Fourth, continuing mechanisms at school sites—like site councils, parent participation components or whatever—would engage in the daily implementation of programs whose efficacy would be evaluated by the independent partnership as well as by the site groups. The site groups should not be confused with the independent partnership. Let me elaborate.
The former—the continuing mechanisms at school sites—are collaborative organizational forms based on common interest, which may have emerged only after conflict, with the assumption that the parties have to immerse themselves in the details of an agreement to make its implementation work. The latter—community organizations and unions—is an alliance of organizations whose purpose is to move an agenda of equality, justice, freedom, community, security and other core values against its adversaries whose interests lead them to fight for the preservation of the status quo, and, when opportunities arise, to roll-back past gains, and dismantle the institutions necessary for a common democratic life—as corporations in the U.S. did starting in the 1970s in relation to unions; as southern politicians now are doing in their efforts to disenfranchise black voters; as the War on Poverty was used by mayors to tame insurgent forces in their cities…and on-and-on. Pay heed to Oliver Cromwell’s instruction to his troops: “Trust in God, but keep your powder dry”, and its more recent rendering during World War 2—“Praise the Lord and pass the ammunition.”

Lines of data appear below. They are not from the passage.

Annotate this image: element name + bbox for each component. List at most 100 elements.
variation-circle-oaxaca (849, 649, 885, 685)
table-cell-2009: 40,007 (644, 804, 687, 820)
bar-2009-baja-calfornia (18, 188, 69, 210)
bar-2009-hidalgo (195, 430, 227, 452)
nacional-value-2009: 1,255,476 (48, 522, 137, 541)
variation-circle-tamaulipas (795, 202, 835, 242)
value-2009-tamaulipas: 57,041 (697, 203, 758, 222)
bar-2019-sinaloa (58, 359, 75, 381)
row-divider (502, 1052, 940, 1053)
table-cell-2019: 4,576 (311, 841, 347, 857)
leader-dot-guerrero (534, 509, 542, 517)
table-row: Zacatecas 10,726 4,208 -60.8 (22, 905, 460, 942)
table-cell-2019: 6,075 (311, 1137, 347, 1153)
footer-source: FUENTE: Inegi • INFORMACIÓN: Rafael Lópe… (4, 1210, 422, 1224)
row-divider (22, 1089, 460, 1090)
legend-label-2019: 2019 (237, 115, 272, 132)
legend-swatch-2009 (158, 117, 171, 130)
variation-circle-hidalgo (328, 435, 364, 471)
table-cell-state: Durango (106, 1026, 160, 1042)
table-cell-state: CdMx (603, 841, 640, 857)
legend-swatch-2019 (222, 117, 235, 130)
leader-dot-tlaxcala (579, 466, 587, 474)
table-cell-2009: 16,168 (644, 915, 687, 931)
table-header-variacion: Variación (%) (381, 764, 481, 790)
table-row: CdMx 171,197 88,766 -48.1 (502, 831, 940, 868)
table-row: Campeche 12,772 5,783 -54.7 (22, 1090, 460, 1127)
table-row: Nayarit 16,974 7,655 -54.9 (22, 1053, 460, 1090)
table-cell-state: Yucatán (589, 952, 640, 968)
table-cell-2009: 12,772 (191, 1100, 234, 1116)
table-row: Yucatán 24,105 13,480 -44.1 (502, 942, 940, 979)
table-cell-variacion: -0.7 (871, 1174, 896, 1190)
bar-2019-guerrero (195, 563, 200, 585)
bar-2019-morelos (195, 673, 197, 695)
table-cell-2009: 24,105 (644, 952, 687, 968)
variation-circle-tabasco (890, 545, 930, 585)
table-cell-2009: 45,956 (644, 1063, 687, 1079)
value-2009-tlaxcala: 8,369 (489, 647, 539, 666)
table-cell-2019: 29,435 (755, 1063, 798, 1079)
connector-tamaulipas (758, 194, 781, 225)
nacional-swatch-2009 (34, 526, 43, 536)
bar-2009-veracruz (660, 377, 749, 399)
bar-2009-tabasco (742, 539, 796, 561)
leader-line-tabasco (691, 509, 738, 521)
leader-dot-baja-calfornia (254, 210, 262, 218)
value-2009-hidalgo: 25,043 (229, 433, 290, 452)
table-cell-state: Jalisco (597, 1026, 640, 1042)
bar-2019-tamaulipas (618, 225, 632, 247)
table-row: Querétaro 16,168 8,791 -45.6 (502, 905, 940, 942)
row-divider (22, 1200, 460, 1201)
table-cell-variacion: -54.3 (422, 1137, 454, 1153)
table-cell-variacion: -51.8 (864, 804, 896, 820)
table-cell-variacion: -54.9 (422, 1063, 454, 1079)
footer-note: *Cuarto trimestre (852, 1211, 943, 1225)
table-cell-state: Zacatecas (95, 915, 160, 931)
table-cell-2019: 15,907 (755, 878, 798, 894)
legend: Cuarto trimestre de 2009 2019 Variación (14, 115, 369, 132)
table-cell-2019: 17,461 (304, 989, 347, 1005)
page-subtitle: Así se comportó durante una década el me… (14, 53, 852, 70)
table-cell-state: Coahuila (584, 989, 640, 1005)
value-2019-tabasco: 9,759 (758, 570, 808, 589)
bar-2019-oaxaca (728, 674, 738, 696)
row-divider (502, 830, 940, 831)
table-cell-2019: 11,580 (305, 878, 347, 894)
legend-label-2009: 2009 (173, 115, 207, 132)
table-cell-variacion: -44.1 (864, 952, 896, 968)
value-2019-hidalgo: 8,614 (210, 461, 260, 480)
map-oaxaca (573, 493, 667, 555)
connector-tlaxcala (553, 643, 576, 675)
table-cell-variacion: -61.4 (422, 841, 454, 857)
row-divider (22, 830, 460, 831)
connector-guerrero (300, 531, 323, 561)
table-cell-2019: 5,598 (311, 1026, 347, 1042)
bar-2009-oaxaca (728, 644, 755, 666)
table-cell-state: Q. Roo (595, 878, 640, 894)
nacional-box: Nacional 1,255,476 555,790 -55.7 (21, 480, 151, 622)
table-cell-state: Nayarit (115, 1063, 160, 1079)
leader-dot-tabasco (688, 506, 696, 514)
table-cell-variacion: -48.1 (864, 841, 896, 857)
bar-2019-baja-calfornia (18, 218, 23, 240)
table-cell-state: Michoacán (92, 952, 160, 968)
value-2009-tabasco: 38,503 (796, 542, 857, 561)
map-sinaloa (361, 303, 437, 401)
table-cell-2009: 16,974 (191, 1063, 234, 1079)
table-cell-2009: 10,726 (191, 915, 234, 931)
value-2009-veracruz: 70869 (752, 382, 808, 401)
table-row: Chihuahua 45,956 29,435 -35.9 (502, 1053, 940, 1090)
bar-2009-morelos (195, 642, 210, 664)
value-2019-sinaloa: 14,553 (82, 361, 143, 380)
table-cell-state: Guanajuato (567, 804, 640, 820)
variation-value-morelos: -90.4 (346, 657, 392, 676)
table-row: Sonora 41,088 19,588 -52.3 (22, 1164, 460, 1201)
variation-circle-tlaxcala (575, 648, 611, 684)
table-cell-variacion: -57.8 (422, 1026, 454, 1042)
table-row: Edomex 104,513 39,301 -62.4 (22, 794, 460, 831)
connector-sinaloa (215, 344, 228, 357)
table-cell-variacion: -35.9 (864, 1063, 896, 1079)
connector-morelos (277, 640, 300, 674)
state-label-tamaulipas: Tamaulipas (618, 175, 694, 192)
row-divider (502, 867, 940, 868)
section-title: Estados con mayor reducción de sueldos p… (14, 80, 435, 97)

The Algebra Project (AP) offers an example of the kind of detailed involvement that is required for implementation of a reform project in schools. An alignment has to take place in a school district that, ideally, goes from the board of education and superintendent down to the district curriculum department’s staff person(s) who are in charge of math education, down to the site principal and to the math teacher who is actually going to do AP in his/her classroom. Further, there has to be a site commitment to engage students so that they want to participate in AP and are willing to do the extra work it requires beyond normal school work assignments. Finally, parents of those students have to be engaged in the process as well.
All the above are collaborative efforts, though, of course, there may be disagreements on how to proceed at any point in time. They are different from the processes of conflict, negotiation, compromise and monitoring that community organizations and labor unions engage in with “power structure” entities with which they deal.
In this understanding, implementation requires different mechanisms. Both are required.
I believe these ideas can be applied to all the public institutions that Harry Boyte talks about when he extends community organizing principles into the democratization of public institutions. I also believe that without the kind of people power indicated by this approach, there will continue to be successes that are ignored, marginalized or stamped out by systems that are frightened by their potential for transformational change.